Yesterday, 15 Halstead first-graders and their parents gathered back in their old kindergarten classroom to say thank you to "Mrs. Shock and Mrs. Shock," presenting Molly Shock and her mother-in-law with cards and memory books they made.

Schools Superintendent Joseph A. Hairston called them "a model of the human spirit."

"I'm a single mother of five, and you have no idea" what this means, Tonia Hill said as she gave Molly Shock a hug. "You're such a blessing."

Shock was gracious, but also insistent that the children are the ones deserving of thanks. The children were not quite sure what they had done to merit such attention.

Hill's son Emmanuel, 6, had this explanation:

"We're going to be on TV because we're special."

Why is that, Emmanuel?

"We all follow directions."

Emmanuel had heard something about getting money to be whatever he wants to be when he grows up. That will be helpful, he said, because "I'm going to be everything when I grow up, even a superhero."

Other aspirations among the group include teacher, preacher, doctor, police officer, movie star and cheerleader.

Emmanuel and his classmates just remember the fun they had when the two Mrs. Shocks would call them out of their class, one by one, to sit in rocking chairs in the hall and read whatever book they had picked out that week from the school library or classroom collection.

Molly Shock said they quickly figured out, "the longer the book, the longer we're out in the hallway."

Molly and Betty Shock began volunteering as readers in Gwendolyn Smith's kindergarten class at Halstead nine years ago, when Molly and Stephen Shock's younger son was in kindergarten himself.

The Shocks' only connection to Halstead was that they attend the Loch Raven United Methodist Church, which at the time was encouraging its members to "adopt the local public schools," Molly Shock said.

She and her mother-in-law, who lives in Loch Raven Village, will continue to read to a new class of kindergartners this year.

Smith and Halstead Principal Jill Carter said yesterday that, through the years, the Shocks have helped dozens of youngsters learn to read.

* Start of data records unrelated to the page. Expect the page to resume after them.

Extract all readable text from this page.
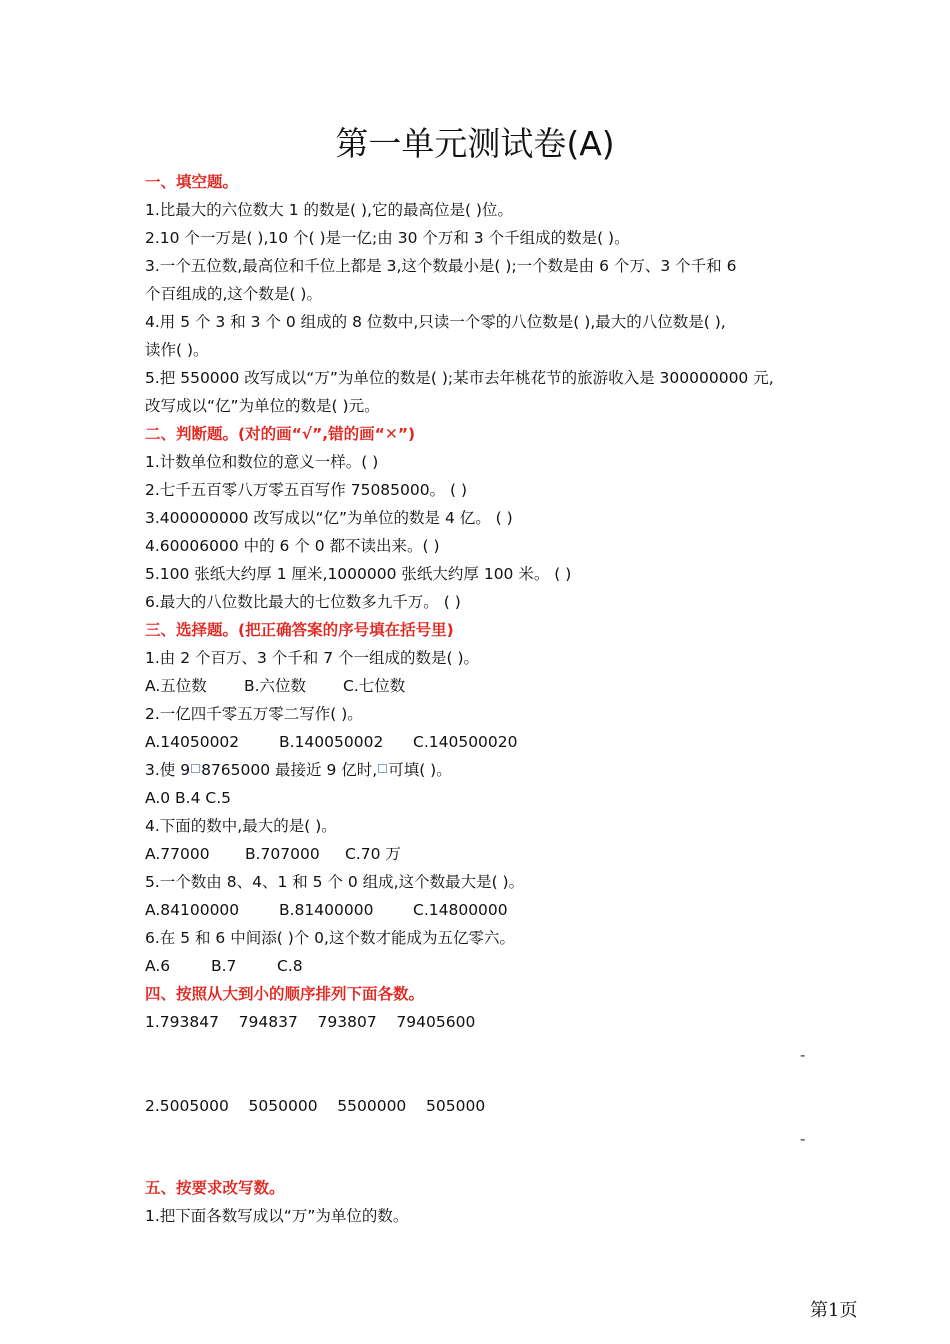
第一单元测试卷(A)
一、填空题。
1.比最大的六位数大 1 的数是( ),它的最高位是( )位。
2.10 个一万是( ),10 个( )是一亿;由 30 个万和 3 个千组成的数是( )。
3.一个五位数,最高位和千位上都是 3,这个数最小是( );一个数是由 6 个万、3 个千和 6
个百组成的,这个数是( )。
4.用 5 个 3 和 3 个 0 组成的 8 位数中,只读一个零的八位数是( ),最大的八位数是( ),
读作( )。
5.把 550000 改写成以“万”为单位的数是( );某市去年桃花节的旅游收入是 300000000 元,
改写成以“亿”为单位的数是( )元。
二、判断题。(对的画“√”,错的画“✕”)
1.计数单位和数位的意义一样。( )
2.七千五百零八万零五百写作 75085000。 ( )
3.400000000 改写成以“亿”为单位的数是 4 亿。 ( )
4.60006000 中的 6 个 0 都不读出来。( )
5.100 张纸大约厚 1 厘米,1000000 张纸大约厚 100 米。 ( )
6.最大的八位数比最大的七位数多九千万。 ( )
三、选择题。(把正确答案的序号填在括号里)
1.由 2 个百万、3 个千和 7 个一组成的数是( )。
A.五位数 B.六位数 C.七位数
2.一亿四千零五万零二写作( )。
A.14050002	B.140050002 C.140500020
3.使 9 8765000 最接近 9 亿时, 可填( )。
A.0 B.4 C.5
4.下面的数中,最大的是( )。
A.77000 B.707000 C.70 万
5.一个数由 8、4、1 和 5 个 0 组成,这个数最大是( )。
A.84100000	B.81400000	C.14800000
6.在 5 和 6 中间添( )个 0,这个数才能成为五亿零六。
A.6	B.7	C.8
四、按照从大到小的顺序排列下面各数。
1.793847    794837    793807    79405600
-
2.5005000    5050000    5500000    505000
-
五、按要求改写数。
1.把下面各数写成以“万”为单位的数。
第1页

Carter said many Halstead parents must work two or three jobs to make ends meet and can't spend as much time in their children's classroom as they would like.

Molly Shock has notified all 26 families that their children will be eligible for the money regardless of where they are living in 12 years. The only requirement is that they earn a high school diploma. She will determine how much each child gets, depending on tuition costs.

She said she decided to go public with her story in the hopes that others will contribute to the Shock Scholarship Fund, which is administered through the Baltimore County Education Foundation and is designated only for members of that kindergarten class of 2003.

"The class just touched me, helped me heal," she said. "I certainly can't repay what they gave me."